Сказано – сделано. В тюрьме ему отвели просторную камеру, настолько просторную и приятную, что директор не раз предоставлял ее бедным родственникам жены, когда они приезжали в город. На втором соломенном тюфяке, брошенном прямо на пол, лицом к стене лежал человек, дрожавший всем телом. Его голову скрывал пышный каштановой парик с длинными кудрями. На нем был костюм старинного вагабунда. Он, надо думать, совершил какое-то действительно страшное злодеяние. Едва дверь закрылась и Круг тяжело опустился на собственный участок соломы и мешковины, дрожь его сокамерника перестала быть видимой, но сразу же стала слышимой – в виде гнусавого и прерывистого, умело измененного голоса:
«Не выведывай, кто я такой. Мой лик будет обращен к стене. К стене обращен будет лик мой. Ныне и присно к стене обращен будет лик мой. Ты, безумец. Горда и черна душа твоя, как сырой макадам в ночи. Горе! Горе! Попытай преступленье свое – ты узришь бездну вины своей. Тучи темны и становятся гуще и гуще. Скачет Ловец на страшном коне. Хо-йо-то-хо! Хо-йо-то-хо!»
(Сказать, чтоб прекратил? – подумал Круг. – Да что проку? В аду полным-полно таких паяцев.)
«Хо-йо-то-хо! А теперь слушай, друг. Внимай, Гурдамак. Мы собираемся сделать тебе последнее предложение. У тебя было четыре близких друга, четыре стойких и преданных друга. Глубоко в темнице томятся и стонут они. Послушай, Друг, послушай, Камерад, я готов подарить им и еще двадцати другим liberalishkam [либералишкам] свободу, если ты согласишься на то, на что уже практически согласился вчера. Такой пустяк! Жизнь двадцати четырех человек в твоих руках. Скажешь “нет” – и их уничтожат, скажешь “да” – и они живут. Подумай только, какая дивная власть! Напиши свое имя – и двадцать четыре человека, среди которых две женщины, гурьбой выйдут к солнечным лучам. Это твой последний шанс. Скажи “да”, Мадамка!»

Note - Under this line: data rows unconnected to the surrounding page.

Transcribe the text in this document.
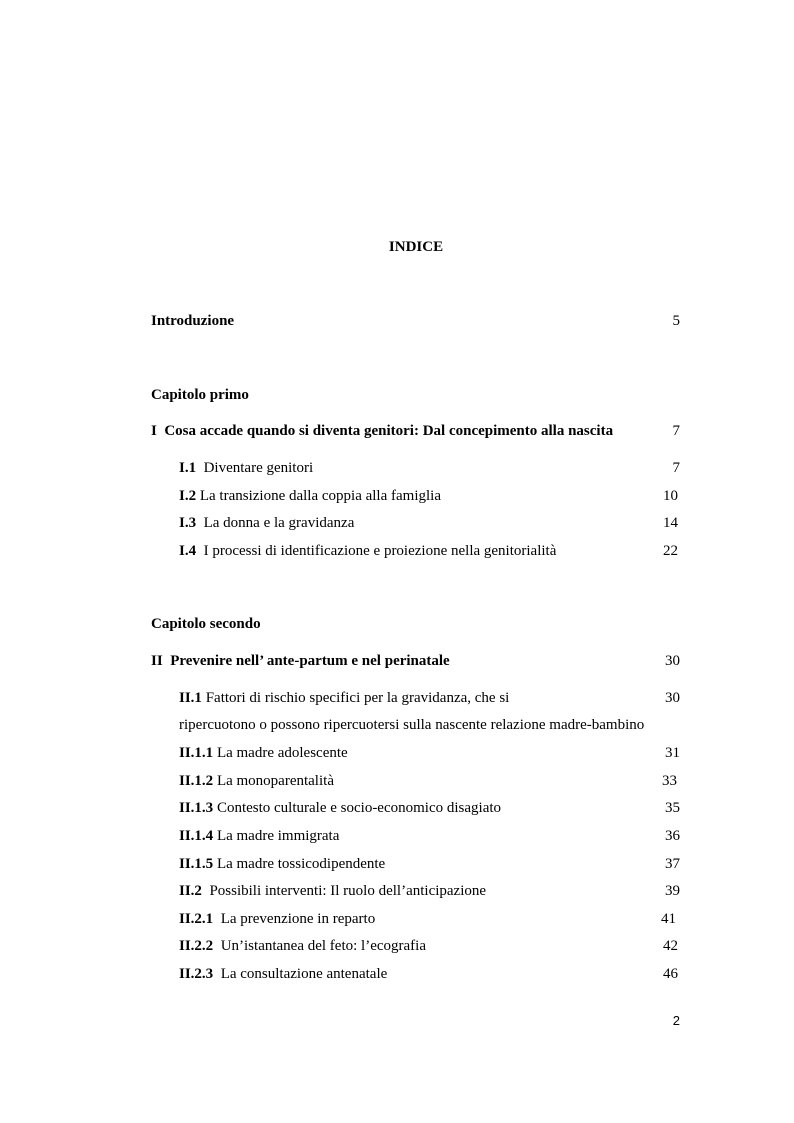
INDICE
Introduzione	5
Capitolo primo
I Cosa accade quando si diventa genitori: Dal concepimento alla nascita	7
I.1 Diventare genitori	7
I.2 La transizione dalla coppia alla famiglia	10
I.3 La donna e la gravidanza	14
I.4 I processi di identificazione e proiezione nella genitorialità	22
Capitolo secondo
II Prevenire nell’ ante-partum e nel perinatale	30
II.1 Fattori di rischio specifici per la gravidanza, che si	30
ripercuotono o possono ripercuotersi sulla nascente relazione madre-bambino
II.1.1 La madre adolescente	31
II.1.2 La monoparentalità	33
II.1.3 Contesto culturale e socio-economico disagiato	35
II.1.4 La madre immigrata	36
II.1.5 La madre tossicodipendente	37
II.2 Possibili interventi: Il ruolo dell’anticipazione	39
II.2.1 La prevenzione in reparto	41
II.2.2 Un’istantanea del feto: l’ecografia	42
II.2.3 La consultazione antenatale	46
2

«Иди к чорту, ты, грязная Жаба!» – устало сказал Круг.
Человек гневно взвизгнул и, выхватив из-под тюфяка бронзовый пастуший колокольчик, яростно затряс им. В камеру ворвались стражники в масках, с японскими фонариками и копьями, и почтительно помогли ему подняться. Прикрывая лицо погаными локонами своего рыжевато-русого парика, он прошел мимо Круга, едва его не задев. Его ботфорты попахивали навозом и блестели бесчисленными слезинками. В камере снова стало темно. Донесся хруст спинных позвонков директора тюрьмы и его голос, расписывающий Жабе, какой он превосходный актер, и какое великолепное представление, и что за наслажденье. Гулкие шаги удалились. Тишина. Теперь, наконец, ты можешь подумать.

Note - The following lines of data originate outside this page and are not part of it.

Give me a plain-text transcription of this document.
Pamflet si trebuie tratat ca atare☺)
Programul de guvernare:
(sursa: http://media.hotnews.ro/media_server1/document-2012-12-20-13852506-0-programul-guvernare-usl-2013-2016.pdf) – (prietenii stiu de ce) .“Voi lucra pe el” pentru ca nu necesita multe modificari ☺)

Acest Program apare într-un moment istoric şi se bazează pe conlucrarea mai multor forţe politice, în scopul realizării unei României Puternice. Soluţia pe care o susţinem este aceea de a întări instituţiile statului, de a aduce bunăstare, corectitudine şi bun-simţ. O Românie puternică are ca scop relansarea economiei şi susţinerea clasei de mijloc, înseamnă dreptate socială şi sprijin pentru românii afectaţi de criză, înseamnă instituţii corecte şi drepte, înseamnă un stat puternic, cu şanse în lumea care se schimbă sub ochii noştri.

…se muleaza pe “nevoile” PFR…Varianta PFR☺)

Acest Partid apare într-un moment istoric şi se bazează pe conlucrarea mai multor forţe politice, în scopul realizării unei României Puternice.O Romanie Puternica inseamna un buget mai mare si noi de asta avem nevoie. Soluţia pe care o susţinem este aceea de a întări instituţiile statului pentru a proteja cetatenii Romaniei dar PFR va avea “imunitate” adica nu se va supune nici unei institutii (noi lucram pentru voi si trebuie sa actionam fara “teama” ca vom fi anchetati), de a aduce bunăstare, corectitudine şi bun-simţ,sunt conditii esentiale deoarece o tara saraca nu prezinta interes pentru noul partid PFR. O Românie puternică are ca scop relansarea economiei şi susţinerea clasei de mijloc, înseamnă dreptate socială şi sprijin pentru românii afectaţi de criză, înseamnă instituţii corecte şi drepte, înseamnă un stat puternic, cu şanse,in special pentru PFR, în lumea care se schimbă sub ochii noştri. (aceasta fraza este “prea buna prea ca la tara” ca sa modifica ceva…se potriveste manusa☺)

Но из-за обморока или дремы он впал в беспамятство прежде, чем смог как следует схватиться со своим горем. Все, что он чувствовал, это медленное погружение, сгущение тьмы и нежности, постепенное нарастание мягкого тепла. Две их головы, его и Ольги, щека к щеке, две головы, соединенные вместе парой маленьких пытливых ладоней, протянутых вверх из темной постели, к которой их головы (или их голова – ибо они образовали единство) опускались все ниже и ниже – к третьей точке, к безмолвно смеющемуся лицу. Как только его и ее губы дотянулись до прохладного лба и горячей щеки ребенка, раздался тихий ликующий смех, но спуск на этом не закончился, и Круг продолжил погружаться в душераздирающую доброту и мягкость, в черные слепящие глубины запоздалой, но – не беда – вечной ласки.

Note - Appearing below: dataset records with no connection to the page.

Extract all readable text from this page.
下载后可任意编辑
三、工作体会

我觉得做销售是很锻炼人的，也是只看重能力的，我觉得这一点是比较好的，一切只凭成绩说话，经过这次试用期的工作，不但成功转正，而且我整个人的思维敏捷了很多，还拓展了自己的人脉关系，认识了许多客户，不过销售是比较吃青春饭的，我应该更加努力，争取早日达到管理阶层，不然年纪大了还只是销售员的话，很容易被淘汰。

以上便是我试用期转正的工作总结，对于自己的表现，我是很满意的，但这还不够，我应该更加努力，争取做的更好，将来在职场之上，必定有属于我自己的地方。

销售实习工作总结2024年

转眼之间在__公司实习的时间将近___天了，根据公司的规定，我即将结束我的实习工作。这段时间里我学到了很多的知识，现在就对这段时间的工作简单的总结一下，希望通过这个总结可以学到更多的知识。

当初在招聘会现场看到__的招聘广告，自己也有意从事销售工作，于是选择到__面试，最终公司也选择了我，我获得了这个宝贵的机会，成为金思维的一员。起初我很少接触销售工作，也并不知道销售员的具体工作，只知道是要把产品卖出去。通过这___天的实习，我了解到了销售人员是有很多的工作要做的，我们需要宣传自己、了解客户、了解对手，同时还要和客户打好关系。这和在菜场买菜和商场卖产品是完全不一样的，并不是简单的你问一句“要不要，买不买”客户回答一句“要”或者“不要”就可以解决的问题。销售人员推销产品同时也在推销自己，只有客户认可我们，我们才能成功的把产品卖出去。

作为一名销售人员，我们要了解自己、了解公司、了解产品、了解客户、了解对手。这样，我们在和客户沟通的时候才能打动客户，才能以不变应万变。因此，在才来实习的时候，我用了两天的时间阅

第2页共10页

Посреди ночи в его сне произошло что-то такое, из-за чего он выпал из сна в то, что на самом деле было тюремной камерой со световой решеткой (и отдельным бледным отблеском, похожим на след ноги какого-то фосфоресцирующего островитянина), прорывавшей тьму. Поначалу, как иногда бывает, обстановка его пробуждения не соответствовала ни одной возможной форме реальности. Увиденный им световой узор, несмотря на свое скромное происхождение (конус неусыпного прожектора, мертвенно-бледный угол тюремного двора, косой луч, льющийся сквозь какую-то щель или пулевое отверстие в запертых на засов и на висячий замок ставнях), приобрел странное, возможно, роковое значение, ключ к которому был полускрыт створкой темного сознания на мерцающем полу полузабытого кошмара. Казалось, что какое-то обещание нарушено, какой-то замысел сорван, какая-то возможность упущена – или же использована с такой грубостью и чрезмерностью, что оставила ореол чего-то греховного и стыдного. Световой узор каким-то образом был следствием некоего крадущегося, условно-мстительного, шарящего, вторгающегося движения, происходившего во сне или за сном, в спутанном клубке незапамятных козней, ныне лишенных формы и цели. Представьте себе знак, который предупреждает вас о взрыве таким тайным или детским языком, что вы задаетесь вопросом, а не было ли все это – и знак, и замерший под оконным карнизом взрыв, и сама ваша трепещущая душа – устроено искусственно, здесь и сейчас, по особой зазеркальной договоренности с сознанием.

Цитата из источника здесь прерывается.